La Corte d’Appello di Firenze, si è pronunciata con sentenza n.274 del 25 febbraio 2009, che ha accolto solo in parte la domanda dell’avv. V..

Il Comune di Fiesole, nel frattempo, ai sensi della legge regionale n. 5/95, ha adottato, con deliberazione consiliare n. 113 del 30 novembre 1998, e successivamente approvato con deliberazione consiliare n. 41 del 12 aprile 1999, il Piano Strutturale, che non consente alcuna espansione edilizia sulla proprietà V., come risulta dal relativo certificato di destinazione urbanistica in atti.

Il Piano Strutturale, nella parte in cui disciplina la proprietà V., è stato impugnato dinanzi al T.a.r. della Toscana con il ricorso 544/99 chiedendosi l’annullamento della deliberazione n.113 del 1998.

Sempre, ai sensi della legge regionale n. 5/95, con la citata deliberazione del Consiglio Comunale n. 41 del 12 aprile 1999, veniva approvato definitivamente il nuovo Piano Strutturale, e con delibere del Consiglio Comunale n. 115 in data Il dicembre 2000 e n. 43 del 30 luglio 2001 veniva rispettivamente adottato e approvato il Regolamento Urbanistico, che recepiva e dettagliava le previsioni del Piano Strutturale, confermando ovviamente l’esclusione di ogni possibilità di edificazione sulla proprietà V..

Tanto della delibera di approvazione definitiva del Piano Strutturale che delle delibere di adozione e approvazione del Regolamento urbanistico è stato chiesto dal V. l’annullamento al T.a.r. della Toscana con il ricorso n. 2785/01.

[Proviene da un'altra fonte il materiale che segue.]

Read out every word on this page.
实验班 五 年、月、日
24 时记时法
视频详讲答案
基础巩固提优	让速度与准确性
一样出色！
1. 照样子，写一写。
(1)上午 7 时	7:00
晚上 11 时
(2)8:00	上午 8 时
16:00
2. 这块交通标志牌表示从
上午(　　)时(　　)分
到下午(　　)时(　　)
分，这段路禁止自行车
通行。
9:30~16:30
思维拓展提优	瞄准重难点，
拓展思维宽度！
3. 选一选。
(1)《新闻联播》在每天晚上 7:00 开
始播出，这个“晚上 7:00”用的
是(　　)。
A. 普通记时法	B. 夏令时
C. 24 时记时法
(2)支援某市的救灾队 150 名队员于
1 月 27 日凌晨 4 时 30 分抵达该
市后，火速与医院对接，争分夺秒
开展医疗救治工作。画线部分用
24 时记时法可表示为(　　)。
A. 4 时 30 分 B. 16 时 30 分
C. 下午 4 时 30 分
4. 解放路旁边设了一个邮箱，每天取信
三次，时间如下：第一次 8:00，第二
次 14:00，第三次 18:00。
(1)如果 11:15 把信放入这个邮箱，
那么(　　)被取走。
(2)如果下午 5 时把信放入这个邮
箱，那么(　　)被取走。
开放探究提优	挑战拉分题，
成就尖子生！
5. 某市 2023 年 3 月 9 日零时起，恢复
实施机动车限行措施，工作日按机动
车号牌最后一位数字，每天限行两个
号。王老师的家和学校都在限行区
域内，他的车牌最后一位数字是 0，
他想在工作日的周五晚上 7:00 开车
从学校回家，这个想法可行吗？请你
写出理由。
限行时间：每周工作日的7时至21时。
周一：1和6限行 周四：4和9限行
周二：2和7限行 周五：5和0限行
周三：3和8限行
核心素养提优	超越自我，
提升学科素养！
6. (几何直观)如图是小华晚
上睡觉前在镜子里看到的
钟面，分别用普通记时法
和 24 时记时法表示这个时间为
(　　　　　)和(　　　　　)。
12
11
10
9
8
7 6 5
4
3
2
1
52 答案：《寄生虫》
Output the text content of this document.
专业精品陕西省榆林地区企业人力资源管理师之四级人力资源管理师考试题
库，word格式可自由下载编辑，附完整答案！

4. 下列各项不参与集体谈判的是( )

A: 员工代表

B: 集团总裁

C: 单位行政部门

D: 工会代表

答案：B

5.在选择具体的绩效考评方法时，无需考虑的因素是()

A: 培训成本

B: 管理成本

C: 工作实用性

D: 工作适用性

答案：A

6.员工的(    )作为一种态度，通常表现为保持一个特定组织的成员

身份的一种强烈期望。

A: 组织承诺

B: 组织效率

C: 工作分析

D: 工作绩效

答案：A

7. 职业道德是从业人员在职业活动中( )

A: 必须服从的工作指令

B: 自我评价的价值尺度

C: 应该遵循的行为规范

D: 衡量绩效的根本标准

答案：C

I sette ricorsi sopra succintamente descritti sono stati decisi con sentenza della Sez. I del T.a.r. Toscana n. 4276/2005, che dopo aver previamente riunito i ricorsi nn. 2990/1984, 3310/1991, 3411/1991, 473181/1991, 4098/1994, 544/1999 e 2785/2001, ha adottato il seguente dispositivo:

"a) accoglie il ricorso n. 2990/1984, per la parte in cui è volto ad impugnare la delibera della Giunta Regionale n. 9205 del 10 settembre 1984, e, l’effetto, annulla la delibera in questione, e lo respinge per la restante parte;

b) dichiara estinti i ricorsi nn. 3310/1991 e 3411/1991;

c) respinge il ricorso n. 473181/1991;

d) accoglie il ricorso n. 4098/1994 con conseguente annullamento del provvedimento con lo stesso impugnato;

e) dichiara inammissibile il ricorso n. 544/1999;

f) dichiara inammissibile il ricorso n. 2785/2001, per la parte in cui è volto ad impugnare la delibera del Consiglio Comunale n. 41 del 1999, e lo respinge per la restante parte.

Spese compensate ".

Al cospetto di un così articolato dispositivo, molteplici e diversificate nei contenuti sono state sul piano processuale le reazioni delle parti in causa.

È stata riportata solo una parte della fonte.